How Michael Bloomberg is spending a fortune and driving Trump batty
Let me preface this post by acknowledging that billionaires trying to purchase the Democratic nomination represent an affront to democracy. (According to FiveThirtyEight, Tom Steyer had spent $120 million on TV ads through the end of last week and his fellow billionaire Michael Bloomberg had topped that number by shelling out $180 million. Meanwhile, all of the other Democrats combined had spent only $43 million.) And as a New Yorker, I disliked Bloomberg when he was a mayor who only really distinguished himself for his support of racially discriminatory policing. I don't like the guy.
But whether you love or loathe him, Bloomberg deserves some credit for vowing to spend whatever is required to defeat Donald Trump regardless of whether he is the eventual Democratic nominee. One advantage of incumbency is that you and your party can accumulate a war chest and build out campaign infrastructure for years, while the out-party goes through the process of nominating a challenger. This typically gives them a head start--and Trump's team has reportedly created a digital juggernaut for 2020. But Bloomberg, whose shadow campaign consists of "hundreds of organizers in key battleground states and a robust digital operation, ready to be inherited by the party nominee," according to The New York Times, is evening that early playing field to a significant degree.

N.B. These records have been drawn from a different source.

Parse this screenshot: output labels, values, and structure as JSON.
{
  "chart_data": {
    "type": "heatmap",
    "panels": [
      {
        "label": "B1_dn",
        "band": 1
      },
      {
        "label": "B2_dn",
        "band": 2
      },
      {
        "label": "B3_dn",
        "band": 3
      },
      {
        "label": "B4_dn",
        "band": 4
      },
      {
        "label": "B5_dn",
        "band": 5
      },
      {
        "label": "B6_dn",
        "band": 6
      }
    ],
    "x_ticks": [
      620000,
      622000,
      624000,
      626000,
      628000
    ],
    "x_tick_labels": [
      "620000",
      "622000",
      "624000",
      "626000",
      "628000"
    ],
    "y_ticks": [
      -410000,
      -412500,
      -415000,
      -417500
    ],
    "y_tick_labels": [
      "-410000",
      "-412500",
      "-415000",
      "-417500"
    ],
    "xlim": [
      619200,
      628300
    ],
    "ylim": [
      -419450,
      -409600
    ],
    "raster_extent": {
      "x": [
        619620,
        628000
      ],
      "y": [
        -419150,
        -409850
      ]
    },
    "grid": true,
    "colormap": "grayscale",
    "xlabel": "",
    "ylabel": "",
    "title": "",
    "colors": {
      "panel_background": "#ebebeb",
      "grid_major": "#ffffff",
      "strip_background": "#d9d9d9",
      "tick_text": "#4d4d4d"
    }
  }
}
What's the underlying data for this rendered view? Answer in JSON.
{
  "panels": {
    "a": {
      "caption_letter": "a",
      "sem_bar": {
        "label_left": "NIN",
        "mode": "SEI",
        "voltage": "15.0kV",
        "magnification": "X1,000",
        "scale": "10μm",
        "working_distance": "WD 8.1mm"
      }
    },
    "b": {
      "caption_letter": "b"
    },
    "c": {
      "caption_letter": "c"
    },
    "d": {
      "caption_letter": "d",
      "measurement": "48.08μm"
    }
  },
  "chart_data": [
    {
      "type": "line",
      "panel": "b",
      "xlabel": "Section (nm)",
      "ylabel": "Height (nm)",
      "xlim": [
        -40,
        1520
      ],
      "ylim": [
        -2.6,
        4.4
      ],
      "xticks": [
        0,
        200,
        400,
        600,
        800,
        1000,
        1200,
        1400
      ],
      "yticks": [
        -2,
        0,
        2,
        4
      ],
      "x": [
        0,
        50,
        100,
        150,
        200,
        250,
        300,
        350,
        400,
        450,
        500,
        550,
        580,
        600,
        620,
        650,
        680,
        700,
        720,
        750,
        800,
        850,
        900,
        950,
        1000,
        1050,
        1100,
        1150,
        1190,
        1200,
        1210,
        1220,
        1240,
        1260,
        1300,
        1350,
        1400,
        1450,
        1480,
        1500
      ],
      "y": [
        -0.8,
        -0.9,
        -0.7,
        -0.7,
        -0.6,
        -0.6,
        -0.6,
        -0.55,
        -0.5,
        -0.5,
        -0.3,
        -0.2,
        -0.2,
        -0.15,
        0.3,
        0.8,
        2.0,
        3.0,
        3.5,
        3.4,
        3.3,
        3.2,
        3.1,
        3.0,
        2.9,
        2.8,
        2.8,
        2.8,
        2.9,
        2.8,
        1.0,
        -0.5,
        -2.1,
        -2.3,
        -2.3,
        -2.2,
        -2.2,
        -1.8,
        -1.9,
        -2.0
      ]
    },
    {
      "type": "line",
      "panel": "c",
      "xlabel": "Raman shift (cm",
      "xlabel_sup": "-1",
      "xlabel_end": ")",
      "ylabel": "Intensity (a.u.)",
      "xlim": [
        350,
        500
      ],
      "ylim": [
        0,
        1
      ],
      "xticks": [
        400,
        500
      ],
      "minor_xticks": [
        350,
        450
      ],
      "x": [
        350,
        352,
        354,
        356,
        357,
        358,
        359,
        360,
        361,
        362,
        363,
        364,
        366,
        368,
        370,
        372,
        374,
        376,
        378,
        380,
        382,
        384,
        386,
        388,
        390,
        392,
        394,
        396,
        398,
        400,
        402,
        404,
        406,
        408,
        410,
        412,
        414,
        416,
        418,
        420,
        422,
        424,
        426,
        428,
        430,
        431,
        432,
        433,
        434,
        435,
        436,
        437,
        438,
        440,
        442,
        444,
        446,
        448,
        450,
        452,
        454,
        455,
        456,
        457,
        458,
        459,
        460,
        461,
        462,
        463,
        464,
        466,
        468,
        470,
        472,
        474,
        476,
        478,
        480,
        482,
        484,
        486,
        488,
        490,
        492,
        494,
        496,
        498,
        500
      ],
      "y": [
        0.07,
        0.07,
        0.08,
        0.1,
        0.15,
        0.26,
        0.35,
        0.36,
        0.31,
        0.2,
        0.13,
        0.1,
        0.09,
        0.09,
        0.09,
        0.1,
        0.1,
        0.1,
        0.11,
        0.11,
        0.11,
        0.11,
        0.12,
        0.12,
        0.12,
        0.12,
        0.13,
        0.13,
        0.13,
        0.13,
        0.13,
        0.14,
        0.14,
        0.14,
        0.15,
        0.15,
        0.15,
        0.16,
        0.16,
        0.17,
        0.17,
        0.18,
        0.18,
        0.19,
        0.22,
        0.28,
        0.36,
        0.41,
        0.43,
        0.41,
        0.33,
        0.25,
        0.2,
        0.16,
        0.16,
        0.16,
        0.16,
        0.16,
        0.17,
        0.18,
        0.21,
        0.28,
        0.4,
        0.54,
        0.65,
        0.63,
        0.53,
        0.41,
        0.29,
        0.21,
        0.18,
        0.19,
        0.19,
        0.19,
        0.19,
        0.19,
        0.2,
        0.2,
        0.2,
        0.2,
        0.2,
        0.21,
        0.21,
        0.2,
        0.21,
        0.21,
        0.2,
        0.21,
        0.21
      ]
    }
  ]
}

Part of Bloomberg's own strategy is to goad Trump into attacking him, in order to position himself as Trump's most dangerous antagonist. Trump's advisors have reportedly been trying hard to convince their boss that it's in his best interests to ignore Bloomberg and remain above the fray but Trump's narcissism makes that impossible. It's highly unlikely that he will be the nominee, and these efforts will probably work to another candidate's advantage in the end.
More significantly, Bloomberg's bottomless pockets allow him to blanket the airwaves with a line of attack that other candidates and the Democratic Party have so far failed to prosecute. While most of Trump's opposition have focused their fire on Trump's abuses of power and lack of fitness for the office, Bloomberg's team is going after him like an ordinary politician by highlighting all of the campaign promises that Trump has broken.
This is important work because Trump's re-election campaign is centered on the theme, "promises kept." The reality is that Trump has broken virtually every promise he made in 2016 aside from nominating conservative judges and pulling out of various treaties, and any Republican would have picked the same or similar judges thanks to Senate Majority Leader Mitch McConnell.
He's also going after other Trump claims that haven't been challenged aggressively, as with a recent ad highlighting Trump's disdain for his military advisors. That one was featured prominently on Fox and Friends.
Bloomberg's massive ad campaign also offers the best chance for that message to puncture the conservative media bubble and expose some less stalwart Trump supporters to these criticisms for the first time. If you only consume Fox News, there's a good chance that you believe Trump is a shrewd, effectively leader who's making America great and deserves a second term. But while its programming offers a steady stream of pro-Trump propaganda, Fox News does not discriminate when it comes to ad dollars, and Bloomberg is investing heavily in the effort to communicate that Trump's presidency has been an abject failure, and that's true even if you applaud his bigotry.